Imagine just one nuclear submarine dashing around in the ocean. And then imagine similar nuclear subs but in droves, in fleets, belonging to a mix of nations. Even when all is calm, they can still self-destruct in a collision with an “unknown object,” while in more troubled waters, they may actually be considered more or less equivalent to a moving peril.

Another byproduct of the omnipresence of US nuclear submarines is that they sway other countries’ trust (if there is any) in the superpower’s sincere desires to denuclearize Iran and DPRK. Much like America’s abandonment of the hard-won Iran nuclear deal won’t persuade nations elsewhere to stop developing nuclear technologies of their own, neither will America’s decision to sell and deploy nuclear submarines help nations ease their nerves and defensive reflexes.

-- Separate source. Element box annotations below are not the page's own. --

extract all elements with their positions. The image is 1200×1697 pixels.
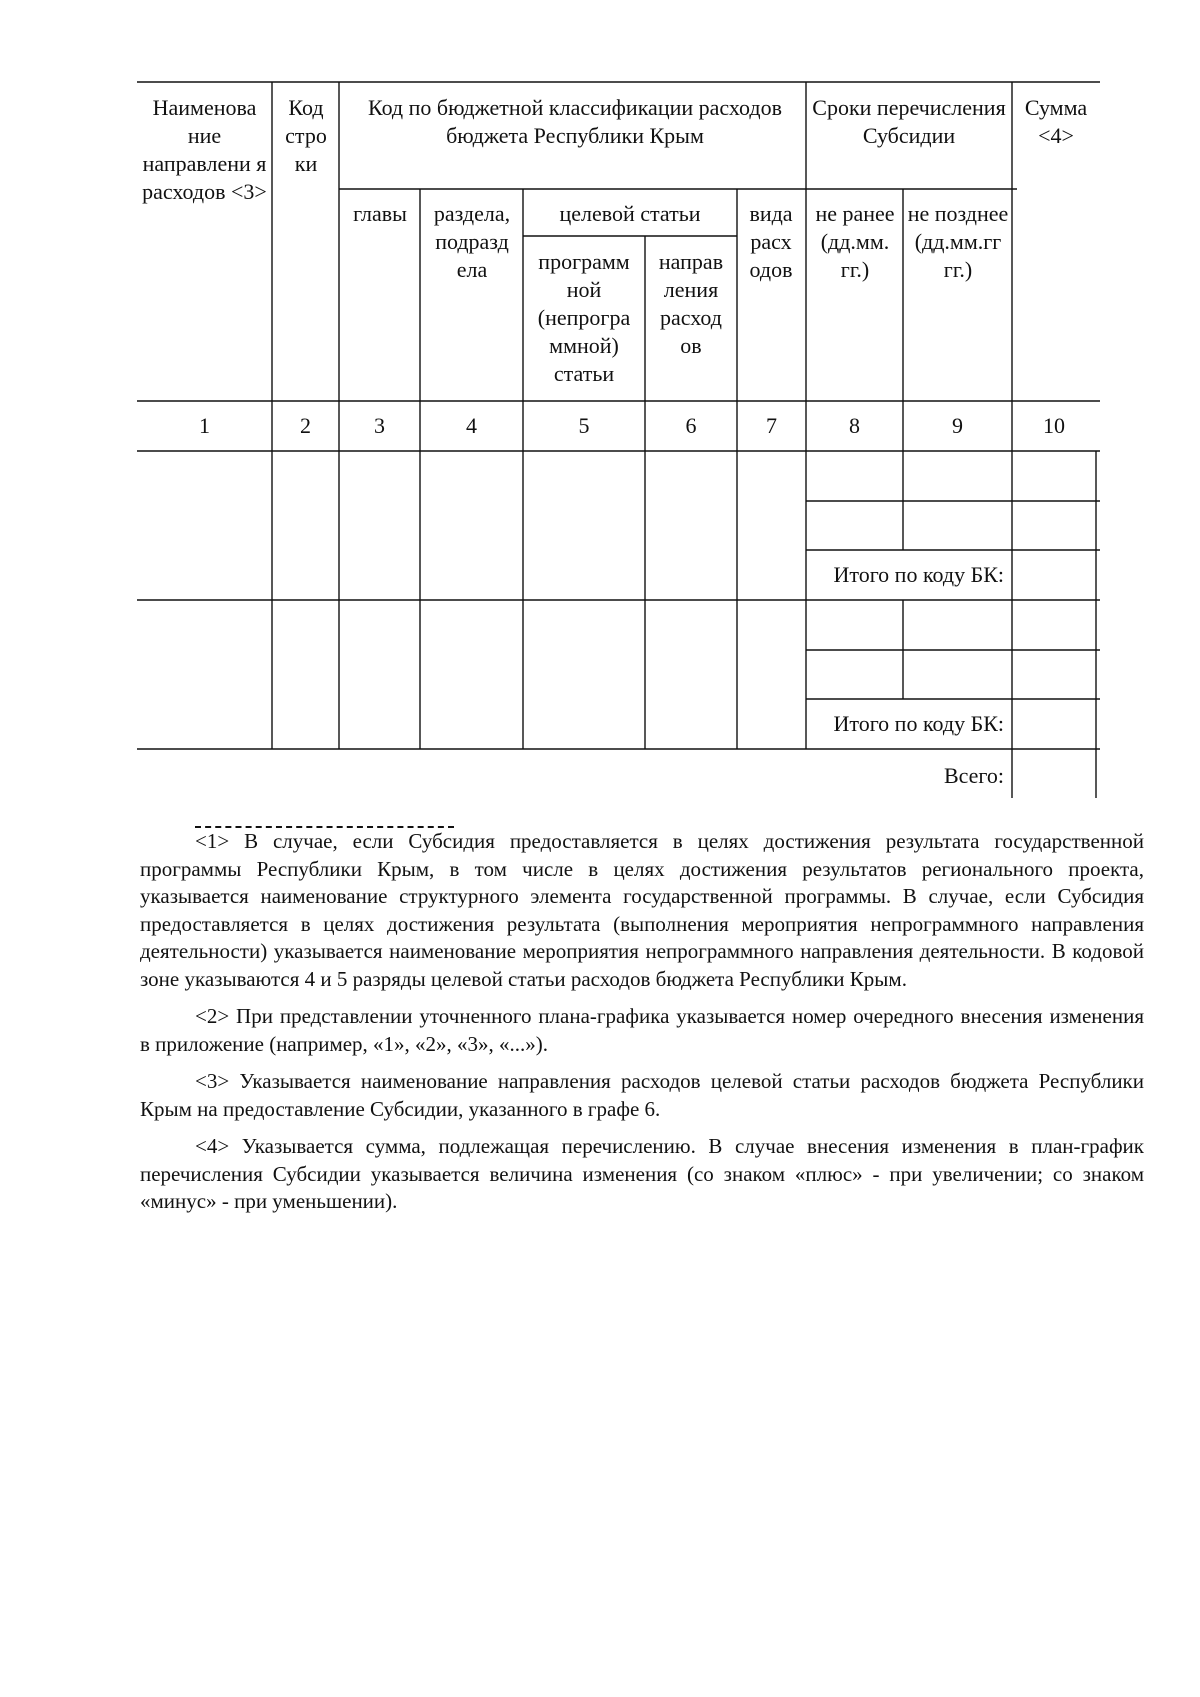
column-number: 6 bbox=[685, 413, 697, 438]
column-number: 9 bbox=[952, 413, 963, 438]
header-vida: вида расх одов bbox=[749, 201, 793, 282]
header-code: Код стро ки bbox=[285, 95, 327, 176]
header-ne-ranee: не ранее (дд.мм. гг.) bbox=[815, 201, 895, 282]
footnote-3: <3> Указывается наименование направления расходов целевой статьи расходов бюджета Республики Крым на предоставление Субсидии, указанного в графе 6. bbox=[140, 1069, 1144, 1121]
column-number: 8 bbox=[849, 413, 860, 438]
header-summa: Сумма <4> bbox=[1024, 95, 1088, 148]
subtotal-label: Итого по коду БК: bbox=[833, 562, 1004, 587]
header-sroki: Сроки перечисления Субсидии bbox=[812, 95, 1006, 148]
footnote-4: <4> Указывается сумма, подлежащая перечислению. В случае внесения изменения в план-график перечисления Субсидии указывается величина изменения (со знаком «плюс» - при увеличении; со знаком «минус» - при уменьшении). bbox=[140, 1134, 1144, 1213]
footnotes bbox=[140, 828, 1144, 1226]
header-programmnoy: программ ной (непрогра ммной) статьи bbox=[537, 249, 631, 386]
total-label: Всего: bbox=[943, 762, 1004, 788]
column-number: 1 bbox=[199, 413, 210, 438]
header-celevoy: целевой статьи bbox=[559, 201, 701, 226]
column-number: 2 bbox=[300, 413, 311, 438]
column-number: 4 bbox=[466, 413, 477, 438]
header-ne-pozdnee: не позднее (дд.мм.гг гг.) bbox=[907, 201, 1009, 282]
column-number: 10 bbox=[1043, 413, 1065, 438]
footnote-2: <2> При представлении уточненного плана-графика указывается номер очередного внесения изменения в приложение (например, «1», «2», «3», «...»). bbox=[140, 1004, 1144, 1056]
column-number: 5 bbox=[578, 413, 590, 438]
footnote-1: <1> В случае, если Субсидия предоставляется в целях достижения результата государственной программы Республики Крым, в том числе в целях достижения результатов регионального проекта, указывается наименование структурного элемента государственной программы. В случае, если Субсидия предоставляется в целях достижения результата (выполнения мероприятия непрограммного направления деятельности) указывается наименование мероприятия непрограммного направления деятельности. В кодовой зоне указываются 4 и 5 разряды целевой статьи расходов бюджета Республики Крым. bbox=[140, 829, 1144, 991]
header-name: Наименова ние направлени я расходов <3> bbox=[142, 95, 267, 204]
subtotal-label: Итого по коду БК: bbox=[833, 711, 1004, 736]
header-glavy: главы bbox=[353, 201, 407, 226]
header-bk-classification: Код по бюджетной классификации расходов бюджета Республики Крым bbox=[367, 95, 782, 148]
header-razdela: раздела, подразд ела bbox=[433, 201, 511, 282]
column-number: 3 bbox=[374, 413, 385, 438]
header-napravleniya: направ ления расход ов bbox=[658, 249, 724, 358]
column-number: 7 bbox=[766, 413, 777, 438]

By leading nuclear submarines into the South China Sea and covering up accidents of any kind, the US is jeopardizing global efforts to transform the region into one of its Nuclear-Weapon-Free Zones, opening up the Pandora’s box of a post-Cold War arms race, while endangering the world’s non-proliferation mission. The entire Asia-Pacific region also risks being reduced into one of America’s geopolitical toolboxes, from which it continues to profit lucratively by means of selling weapons that now include nuclear-powered attack submarines.

This week, during his trip to Europe to attend the G20 summit and a UN climate summit, American President Joe Biden may choose to embrace any of the three knottiest issues that have appeared during his long career, all of which require a whole lot of explanation: 1) explain to his French counterparts why the US stabbed France in the back and stole its ally’s submarine deal; 2) explain to Iran and all relevant parties why America should be trusted after its flip-flopping on the Iran nuclear deal; and, 3) convince the world that the US is consistent in its climate policies and that it can be relied upon to lead the global emissions reduction cause. With the latest episodes involving US nuclear subs, which will undoubtedly cast a shadow over Biden’s trip, and given America’s consistently terrible record in safeguarding global norms and international security, any concerns that arise about the trustworthiness of the world’s only superpower won’t be a surprising outcome.